Usare l’ethical hacking per contrastare l’hacking: può sembrare un controsenso, ma è da qui che passa la massima protezione dei sistemi aziendali. Per un motivo molto semplice: ragionare e agire come un criminale informatico consente di prevenire le sue mosse. Non che occorra tornare sull’annosa questione di hacker buoni e cattivi. Più semplicemente, i criminali informatici utilizzano tecniche e strumenti da black hat che sono le medesime utilizzate in tutto il mondo dell’hacking. Ed è proprio qui che viene in soccorso l’ethical hacking.
Il punto di divisione tra black hacking ed ethical hacking è solo nelle finalità dei due emisferi. Nel primo si persegue il profitto sulla strada della vera e propria criminalità, mentre nel secondo il profitto è regolato, appunto, da confini etici e legali ben delineati. Ed è proprio da questo assunto che si può capire perché l’ethical hacking è uno dei principali strumenti nella lotta al cybercrime. Ma in termini pratici, cosa rischia il business se non si sfrutta l’ethical hacking?
Stando al più recente rapporto CLUSIT l’86% dei cyberattacchi ha finalità criminose e il trend è in crescita da ormai diversi anni. Dati precisi non ce ne sono ma, giusto per fare un esempio, nel 2021 la Polizia Postale ha censito 126 attacchi a sistemi finanziari di imprese medio-grandi, per un ammontare complessivo di oltre 36 milioni di euro sottratti. E si parla solo di eventi denunciati e relativi a un unico settore. Frequenza, severità ed entità economica degli attacchi sono i parametri che evidenziano come sia ormai probabile, per un’azienda italiana, caderne vittima.

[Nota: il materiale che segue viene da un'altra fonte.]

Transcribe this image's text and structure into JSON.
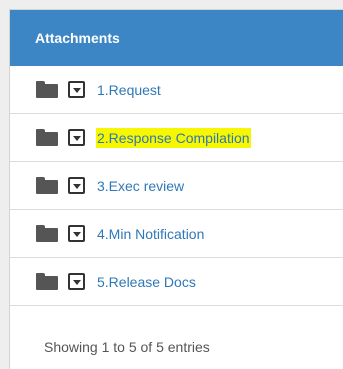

Diventare vittime di un attacco informatico non si riduce ai soli danni economici, per quanto importanti. Vi sono infatti da considerare altri parametri che, specialmente oggi, rivestono un’importanza strategica. In primis il danno d’immagine, particolarmente grave quando vengono compromessi degli asset aziendali o delle informazioni personali di clienti e partner. E poi, di conseguenza, anche i danni dovuti all’inottemperanza di compliance, come per esempio la GDPR. In questo caso, oltre al danno si aggiunge la beffa, poiché la vittima rischia di pagare delle conseguenze legali piuttosto pesanti.
Rinunciare all’ethical hacking significa esporsi a tutti questi rischi, perché si rinuncia alla possibilità di anticipare le mosse dei cybercriminali. L’ethical hacking, infatti, se svolto da personale qualificato e dotato di adeguato bagaglio di conoscenze e strumenti, consente di effettuare test capaci di verificare, come nessun altro, le possibilità di attacco da parte dei cybercriminali. Si parla, in questo caso, dei ben noti penetration test, cioè complesse procedure che non si limitano a rilevare i punti deboli del sistema, ma si occupano anche di provare a sfruttarli per comprendere fino a dove si può spingere l’attaccante.
L’ethical hacking entra in gioco proprio in questa fase. Un gruppo di specialisti, dopo accurato confronto con l’azienda, stabiliscono insieme a questa il perimetro e la modalità dei test. Poi, dopo aver pianificato ogni dettaglio dell’attività, avviano una serie di verifiche per rilevare tutti i punti ove è possibile sferrare un attacco. Quindi passano all’exploiting delle vulnerabilità. In base ai risultati viene infine stilato un rapporto dettagliato che consente all’azienda di capire dove è meglio intervenire per schermare i sistemi.
Tutto il processo, se eseguito da ethical hacker professionisti, è svolto utilizzando le medesime tecniche dei cybercriminali. I quali, dopo il necessario intervento sui punti deboli da parte dell’azienda, non troveranno più gli abituali punti di ingresso e saranno costretti a puntare verso altri obiettivi. Per tutte queste ragioni, l’ethical hacking è una scelta ormai imprescindibile per qualsiasi azienda che voglia mettersi al riparo, in modo sistematico e organico, dagli attacchi dei cybercriminali, anticipando le loro mosse e giocando sul loro stesso tavolo. Però dalla parte giusta.